Monday, January 23, 2012

Recommendations



In light of the result of this study and the above listed conclusions, the following actions are recommended to slow down VRE phenomenon in particular as well as antimicrobial resistance in general:

1. Strategies to promptly identify colonized patients should be designed and implemented in hospitals. Prompt identification is based on targeted surveillance, considering risk factors for VRE colonization in selected patients, mainly hospitalized ICU patients.

  • Regular monitoring for the presence of VRE in both hospitals and the community
  • When VRE are detected concerned staff should be promptly notified
  • Clinical staff of policies regarding VRE-infected or colonized patients should be informed.

2. Isolation precautions to prevent patient-to-patient transmission should be initiated.
  • VRE-infected or colonized patients should be placed in private rooms or in the same room as other patients who have VRE.

  • Healthcare workers should wear gloves and gown when entering the room of a VRE-infected or colonized patient.

  • Gloves and gown should be removed before leaving the patient's room and immediately wash hands with an antiseptic soap or a waterless antiseptic agent.

  • After glove and gown removal and handwashing, clothing and hands should not contact environmental surfaces in the patient's room that are potentially contaminated with VRE.

3. Education and awareness of antibiotic prescribers is important in VRE control.
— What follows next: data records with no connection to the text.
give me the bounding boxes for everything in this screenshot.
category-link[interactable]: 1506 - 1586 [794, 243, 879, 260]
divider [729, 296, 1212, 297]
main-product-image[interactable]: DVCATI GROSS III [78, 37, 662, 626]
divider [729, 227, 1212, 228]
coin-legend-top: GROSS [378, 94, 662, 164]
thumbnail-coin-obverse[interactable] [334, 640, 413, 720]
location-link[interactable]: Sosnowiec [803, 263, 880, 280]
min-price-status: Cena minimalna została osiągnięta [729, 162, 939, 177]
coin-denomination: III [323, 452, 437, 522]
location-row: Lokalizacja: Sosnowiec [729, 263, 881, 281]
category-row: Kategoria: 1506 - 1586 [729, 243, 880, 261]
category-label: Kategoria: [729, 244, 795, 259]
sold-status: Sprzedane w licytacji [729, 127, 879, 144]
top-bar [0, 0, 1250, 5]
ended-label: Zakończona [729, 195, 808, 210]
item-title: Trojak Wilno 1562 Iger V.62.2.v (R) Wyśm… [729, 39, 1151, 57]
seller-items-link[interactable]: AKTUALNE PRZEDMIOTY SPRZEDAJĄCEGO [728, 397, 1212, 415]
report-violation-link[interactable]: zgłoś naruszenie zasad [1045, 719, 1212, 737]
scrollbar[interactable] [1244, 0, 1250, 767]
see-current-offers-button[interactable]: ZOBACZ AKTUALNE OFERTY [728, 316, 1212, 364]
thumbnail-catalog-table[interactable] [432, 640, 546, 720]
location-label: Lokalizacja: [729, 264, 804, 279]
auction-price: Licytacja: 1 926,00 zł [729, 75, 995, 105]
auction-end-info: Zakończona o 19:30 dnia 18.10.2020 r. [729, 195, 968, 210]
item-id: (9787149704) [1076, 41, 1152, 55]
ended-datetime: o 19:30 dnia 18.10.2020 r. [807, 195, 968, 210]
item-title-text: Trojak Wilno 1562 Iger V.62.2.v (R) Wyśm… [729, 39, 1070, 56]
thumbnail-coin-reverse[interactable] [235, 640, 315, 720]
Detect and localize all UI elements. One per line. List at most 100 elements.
The use of antibiotics, in particular, glycopeptides, should probably be dramatically restricted in order to avoid the selection of VRE, which are already part of the human microflora.
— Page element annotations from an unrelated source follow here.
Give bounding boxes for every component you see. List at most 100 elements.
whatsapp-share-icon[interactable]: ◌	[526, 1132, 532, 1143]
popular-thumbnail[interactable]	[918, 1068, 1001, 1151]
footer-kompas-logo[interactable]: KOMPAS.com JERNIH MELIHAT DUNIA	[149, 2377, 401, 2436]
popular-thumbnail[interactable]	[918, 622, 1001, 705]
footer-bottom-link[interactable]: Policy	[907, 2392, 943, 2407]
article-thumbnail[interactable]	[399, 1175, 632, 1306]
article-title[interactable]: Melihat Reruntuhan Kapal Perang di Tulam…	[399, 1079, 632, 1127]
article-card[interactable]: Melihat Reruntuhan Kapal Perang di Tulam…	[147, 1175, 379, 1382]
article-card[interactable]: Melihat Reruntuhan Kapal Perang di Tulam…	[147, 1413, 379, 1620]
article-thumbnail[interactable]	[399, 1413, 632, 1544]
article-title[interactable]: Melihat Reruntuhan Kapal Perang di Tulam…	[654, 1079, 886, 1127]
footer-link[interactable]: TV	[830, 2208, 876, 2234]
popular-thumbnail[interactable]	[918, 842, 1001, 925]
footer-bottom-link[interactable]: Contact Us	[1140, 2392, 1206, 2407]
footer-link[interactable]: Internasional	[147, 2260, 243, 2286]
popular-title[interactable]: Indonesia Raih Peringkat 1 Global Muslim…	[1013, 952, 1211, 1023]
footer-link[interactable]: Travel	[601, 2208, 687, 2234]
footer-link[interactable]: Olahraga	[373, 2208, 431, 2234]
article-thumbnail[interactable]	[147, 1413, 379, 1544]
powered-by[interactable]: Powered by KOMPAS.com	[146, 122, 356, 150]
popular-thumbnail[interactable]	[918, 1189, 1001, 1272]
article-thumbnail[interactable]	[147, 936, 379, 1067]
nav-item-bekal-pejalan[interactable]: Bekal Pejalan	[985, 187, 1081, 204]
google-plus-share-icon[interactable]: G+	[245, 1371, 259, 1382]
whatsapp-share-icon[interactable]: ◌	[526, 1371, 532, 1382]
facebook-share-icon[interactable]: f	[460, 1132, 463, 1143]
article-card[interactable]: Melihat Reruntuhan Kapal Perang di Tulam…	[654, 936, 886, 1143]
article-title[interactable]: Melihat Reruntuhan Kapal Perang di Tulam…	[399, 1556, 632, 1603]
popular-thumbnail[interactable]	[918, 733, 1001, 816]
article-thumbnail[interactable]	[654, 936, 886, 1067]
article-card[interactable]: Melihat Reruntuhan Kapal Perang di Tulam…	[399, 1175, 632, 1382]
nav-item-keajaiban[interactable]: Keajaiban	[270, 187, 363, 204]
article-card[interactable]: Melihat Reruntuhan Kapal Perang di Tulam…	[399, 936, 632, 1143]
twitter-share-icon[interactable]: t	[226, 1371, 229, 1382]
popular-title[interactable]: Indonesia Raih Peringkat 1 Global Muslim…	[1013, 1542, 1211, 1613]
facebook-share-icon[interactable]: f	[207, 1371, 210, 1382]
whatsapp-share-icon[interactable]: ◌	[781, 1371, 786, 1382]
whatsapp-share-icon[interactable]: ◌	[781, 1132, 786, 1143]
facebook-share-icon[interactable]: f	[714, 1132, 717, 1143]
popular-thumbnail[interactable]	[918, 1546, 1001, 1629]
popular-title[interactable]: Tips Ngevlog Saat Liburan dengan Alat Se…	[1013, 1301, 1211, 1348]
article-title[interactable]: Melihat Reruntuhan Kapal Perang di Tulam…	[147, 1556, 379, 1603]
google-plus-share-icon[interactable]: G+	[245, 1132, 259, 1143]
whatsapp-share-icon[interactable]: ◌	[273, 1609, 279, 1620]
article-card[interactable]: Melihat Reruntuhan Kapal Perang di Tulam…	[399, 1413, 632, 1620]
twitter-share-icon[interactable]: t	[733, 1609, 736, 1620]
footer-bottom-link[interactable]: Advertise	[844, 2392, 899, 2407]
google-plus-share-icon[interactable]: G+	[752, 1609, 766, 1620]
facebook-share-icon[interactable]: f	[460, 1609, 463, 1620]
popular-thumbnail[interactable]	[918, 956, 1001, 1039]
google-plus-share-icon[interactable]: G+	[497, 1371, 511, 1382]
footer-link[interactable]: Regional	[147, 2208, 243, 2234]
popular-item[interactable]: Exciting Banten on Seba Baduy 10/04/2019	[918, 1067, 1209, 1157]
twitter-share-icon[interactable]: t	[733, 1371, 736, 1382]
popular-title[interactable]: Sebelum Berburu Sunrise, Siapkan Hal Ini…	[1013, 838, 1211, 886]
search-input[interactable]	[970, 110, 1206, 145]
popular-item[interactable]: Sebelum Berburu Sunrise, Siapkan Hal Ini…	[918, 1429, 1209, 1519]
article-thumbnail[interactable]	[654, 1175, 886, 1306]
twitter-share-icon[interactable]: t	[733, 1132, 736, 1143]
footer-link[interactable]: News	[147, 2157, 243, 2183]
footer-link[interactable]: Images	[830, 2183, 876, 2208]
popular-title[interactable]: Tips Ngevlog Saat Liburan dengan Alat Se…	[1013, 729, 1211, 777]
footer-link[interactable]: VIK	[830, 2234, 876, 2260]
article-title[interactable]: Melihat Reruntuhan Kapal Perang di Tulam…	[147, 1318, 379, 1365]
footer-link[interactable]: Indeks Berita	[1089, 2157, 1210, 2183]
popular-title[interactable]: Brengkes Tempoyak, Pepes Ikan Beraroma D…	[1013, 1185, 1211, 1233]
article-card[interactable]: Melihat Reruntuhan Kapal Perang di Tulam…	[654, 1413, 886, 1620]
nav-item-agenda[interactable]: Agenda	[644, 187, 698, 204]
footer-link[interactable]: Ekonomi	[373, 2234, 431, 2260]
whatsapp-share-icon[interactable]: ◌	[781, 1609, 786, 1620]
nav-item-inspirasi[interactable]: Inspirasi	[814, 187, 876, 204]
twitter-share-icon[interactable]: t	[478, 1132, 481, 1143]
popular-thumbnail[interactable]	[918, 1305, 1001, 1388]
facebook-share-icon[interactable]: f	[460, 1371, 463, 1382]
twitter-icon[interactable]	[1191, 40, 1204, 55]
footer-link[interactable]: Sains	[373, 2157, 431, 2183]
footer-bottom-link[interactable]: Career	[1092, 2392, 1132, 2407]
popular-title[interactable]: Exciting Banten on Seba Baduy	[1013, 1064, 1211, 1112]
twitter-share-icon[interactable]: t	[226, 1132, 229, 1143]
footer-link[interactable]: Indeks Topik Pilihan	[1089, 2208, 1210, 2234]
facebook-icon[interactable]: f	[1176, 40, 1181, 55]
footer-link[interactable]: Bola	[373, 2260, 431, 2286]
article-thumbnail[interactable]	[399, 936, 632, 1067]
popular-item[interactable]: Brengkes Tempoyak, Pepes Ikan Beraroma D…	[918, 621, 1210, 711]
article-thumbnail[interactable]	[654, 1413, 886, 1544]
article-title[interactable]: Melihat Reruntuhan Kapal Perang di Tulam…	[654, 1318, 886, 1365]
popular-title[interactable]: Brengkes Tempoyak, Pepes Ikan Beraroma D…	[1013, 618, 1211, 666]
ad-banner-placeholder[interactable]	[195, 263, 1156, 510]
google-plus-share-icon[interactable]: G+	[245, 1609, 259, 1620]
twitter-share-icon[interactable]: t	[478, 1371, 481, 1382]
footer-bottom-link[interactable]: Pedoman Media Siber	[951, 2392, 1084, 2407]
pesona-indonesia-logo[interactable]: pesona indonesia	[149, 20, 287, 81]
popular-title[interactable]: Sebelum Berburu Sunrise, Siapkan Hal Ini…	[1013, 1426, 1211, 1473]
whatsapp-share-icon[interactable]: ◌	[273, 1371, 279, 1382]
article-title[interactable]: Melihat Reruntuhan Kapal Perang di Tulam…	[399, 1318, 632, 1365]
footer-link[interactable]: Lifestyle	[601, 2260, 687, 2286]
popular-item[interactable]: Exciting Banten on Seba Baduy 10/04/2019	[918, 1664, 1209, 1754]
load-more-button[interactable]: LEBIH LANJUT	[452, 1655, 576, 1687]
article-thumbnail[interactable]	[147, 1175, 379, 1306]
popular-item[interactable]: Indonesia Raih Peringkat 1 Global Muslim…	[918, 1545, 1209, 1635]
4. Effective strategies for the prevention of antimicrobial resistance in ICUs should be focused on limiting the unnecessary use of antibiotics and increasing compliance with infection control practices.

  • A stool culture or rectal swab from roommates of patients newly found to be infected or colonized with VRE should be obtained to determine their colonization status and isolation precautions as necessary should be applied.

·         A system for highlighting the records of infected or colonized patients so they can be promptly identified and placed on isolation precautions upon readmission to the hospital should be established.

·         Clinical microbiology laboratories should be aware of the emergence of resistance and should test appropriate isolates for susceptibility to vancomycin.

·         Further studies to examine the routes of transmission of VRE and the ecologic role e.g., transmission of VRE to other patients, of antibiotics are needed.

·           Further studies are required to clarify the epidemiology of VRE, and they could be usefully complemented by an investigation of the rate of VRE fecal colonization among local animals, one possible source of contamination in the food chain.

·         Further careful epidemiologic studies are needed to determine the impact of restriction of antimicrobial use in limiting the spread of VRE, especially in hospitals where VRE is endemic.

·         People in Gaza city had inadequate or misconception about antibiotic usage. The findings of this study imply the need for programs to promote greater attention about antibiotics usage in the general population of Gaza.

Professional bodies should consider continuous training of practicing physicians to dispel the inappropriate information and initiate necessary steps to deliver the latest advances of the knowledge to every practicing physician through academic activities in order to check over this emerging problem of antibiotic resistance.